Все знали, что эти двое — чуть ли не враги. Но однажды в редакции «Нового мира» Маяковский на все лады… хвалил стихи Есенина. И попросил присутствующих: «Смотрите, Есенину ни слова о том, что я говорил».
После самоубийства Есенина Маяковский написал: «В этой жизни помереть не трудно. / Сделать жизнь значительно трудней», что высмеивало есенинское «В этой жизни умирать не ново, /Но и жить, конечно, не новей». Тогда Маяковский есенинский способ решения проблем отверг.
Но через четыре года он и сам выбрал суицид. Впрочем, и сегодня еще идут споры: многие исследователи уверены, что гибель обоих поэтов — замаскированная под самоубийство расправа.
Бунин: «Набоков — чудовище»
Воинствующая желчность Владимира Набокова легендарна и по-своему прекрасна. Блестящий писатель, поэт, переводчик, а также страстный коллекционер бабочек, он не скрывал своего презрения к отдельным братьям по цеху. «Дешевый любитель сенсаций, вульгарный и невоспитанный», — это он про Достоевского. «Писатель для мальчишек, безнадежно незрелый», — про Хемингуэя. Ну и так далее.
Тем удивительнее то придыхание, с коим 22-летний Набоков писал своему кумиру — великому Ивану Бунину. Но пройдут годы, и Набоков назовет того же Бунина «старой тощей черепахой». История взаимоотношений двух гениев блестяще описана в книге Максима Шраера «Бунин и Набоков. История соперничества». Бунину нужен был восторженный, да еще такой талантливый поклонник. Но Набоков вырос — во всех смыслах, и Бунин увидел очевидное: не он закроет последнюю страницу золотого периода русской литературы, а этот наглый мальчишка, который посмел изобретать собственный язык — на его, бунинском фундаменте.
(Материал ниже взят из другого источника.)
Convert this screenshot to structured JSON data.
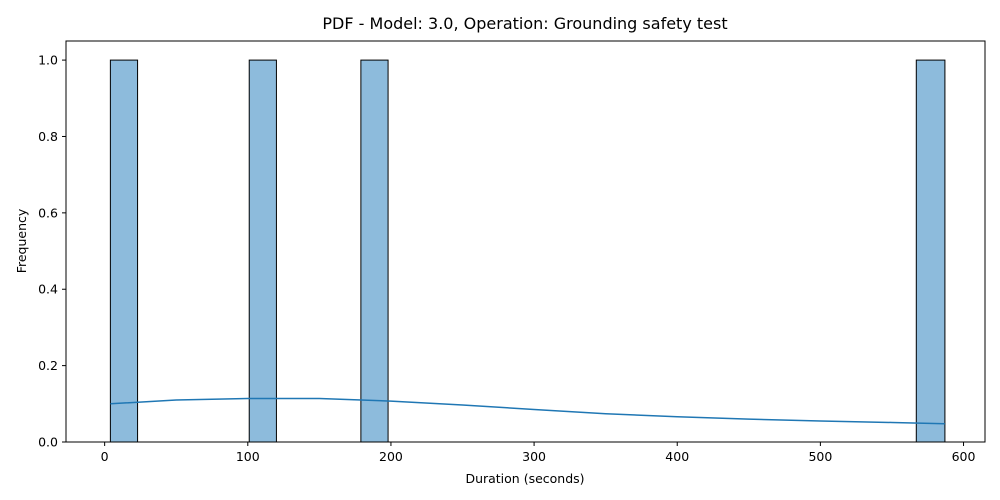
{
  "chart_data": {
    "type": "bar",
    "title": "PDF - Model: 3.0, Operation: Grounding safety test",
    "xlabel": "Duration (seconds)",
    "ylabel": "Frequency",
    "xlim": [
      -27,
      615
    ],
    "ylim": [
      0,
      1.05
    ],
    "xticks": [
      0,
      100,
      200,
      300,
      400,
      500,
      600
    ],
    "yticks": [
      0.0,
      0.2,
      0.4,
      0.6,
      0.8,
      1.0
    ],
    "xtick_labels": [
      "0",
      "100",
      "200",
      "300",
      "400",
      "500",
      "600"
    ],
    "ytick_labels": [
      "0.0",
      "0.2",
      "0.4",
      "0.6",
      "0.8",
      "1.0"
    ],
    "grid": false,
    "bar_color": "#8dbbdc",
    "bar_edge_color": "#000000",
    "line_color": "#1f77b4",
    "bins": [
      {
        "x0": 4,
        "x1": 23,
        "count": 1
      },
      {
        "x0": 101,
        "x1": 120,
        "count": 1
      },
      {
        "x0": 179,
        "x1": 198,
        "count": 1
      },
      {
        "x0": 567,
        "x1": 587,
        "count": 1
      }
    ],
    "kde": {
      "x": [
        4,
        50,
        100,
        150,
        200,
        250,
        300,
        350,
        400,
        450,
        500,
        550,
        587
      ],
      "y": [
        0.1,
        0.11,
        0.114,
        0.114,
        0.107,
        0.097,
        0.085,
        0.074,
        0.066,
        0.06,
        0.055,
        0.051,
        0.048
      ]
    }
  }
}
«Чудовище, но какой писатель», — говорит Бунин о Набокове. Как считает Шраер, Бунин решает сделать ход конем: пишет цикл «Темные аллеи», ставший жемчужиной его творчества, — в жажде доказать, что он лучше. Но не признать величия Набокова он все же не мог: «Этот мальчишка выхватил пистолет и одним выстрелом уложил всех стариков, в том числе и меня».
Дошло до смешного: Иван Алексеевич с гневом отрицал факт обеда в парижском ресторане с Набоковым, который тот описал в мемуарах! «Страничка обо мне — дикая и глупая ложь. Никогда я не был с ним ни в одном ресторане!» — нервничал Бунин в дневнике.
Сама мысль об общении на равных была для Бунина невыносимой. Он умер незадолго до мирового триумфа Владимира Набокова и всеобщей истерии по поводу «Лолиты». И, кажется, Бунину повезло. Иначе с каким бы чувством он отправлялся в лучший из миров?
Обидел гения? Готовься войти в историю!
Опасное это дело — «наезд» на творческого человека. А ну как по тебе в ответ вдарят всей мощью таланта? Мало не покажется.
При жизни писатель Фаддей Булгарин славился как автор фантастических романов и издатель. А в историю вошел как клеветник, обидчик литераторов и стукач царской охранки. Это Михаил Лермонтов постарался, написав эпиграмму: «Россию продает Фаддей. /И уж не в первый раз, злодей» (в войну 1812 года Булгарин ненадолго переметнулся к французам). Сочиняли стишки про подлеца Пушкин, Баратынский, Некрасов.
Пушкина еще жутко раздражали члены литературного общества «Беседа любителей русского слова». И вот студенты теперь филфаков изучают нетленное: «Уму есть тройка супостатов — Шишков наш, Шаховской, Шихматов, Но кто глупей из тройки злой? Шишков, Шихматов, Шаховской!»
Не отстают и современные авторы. Так, Виктор Пелевин отомстил докучавшему ему критику Павлу Басинскому. В романе Generation «П» критик Павел Бесинский тонет в выгребной яме.
А Сергей Лукьяненко не устоял от соблазна свести счеты с интернет-троллем, который травил писателя в его собственном блоге. Обменявшись отборными оскорблениями (дело было в 2005 году, а интернет до сих пор краснеет), Лукьяненко выяснил настоящее имя обидчика. Так в романе «Последний дозор» появился мелкий слабоумный вампир Алексей Сапожников.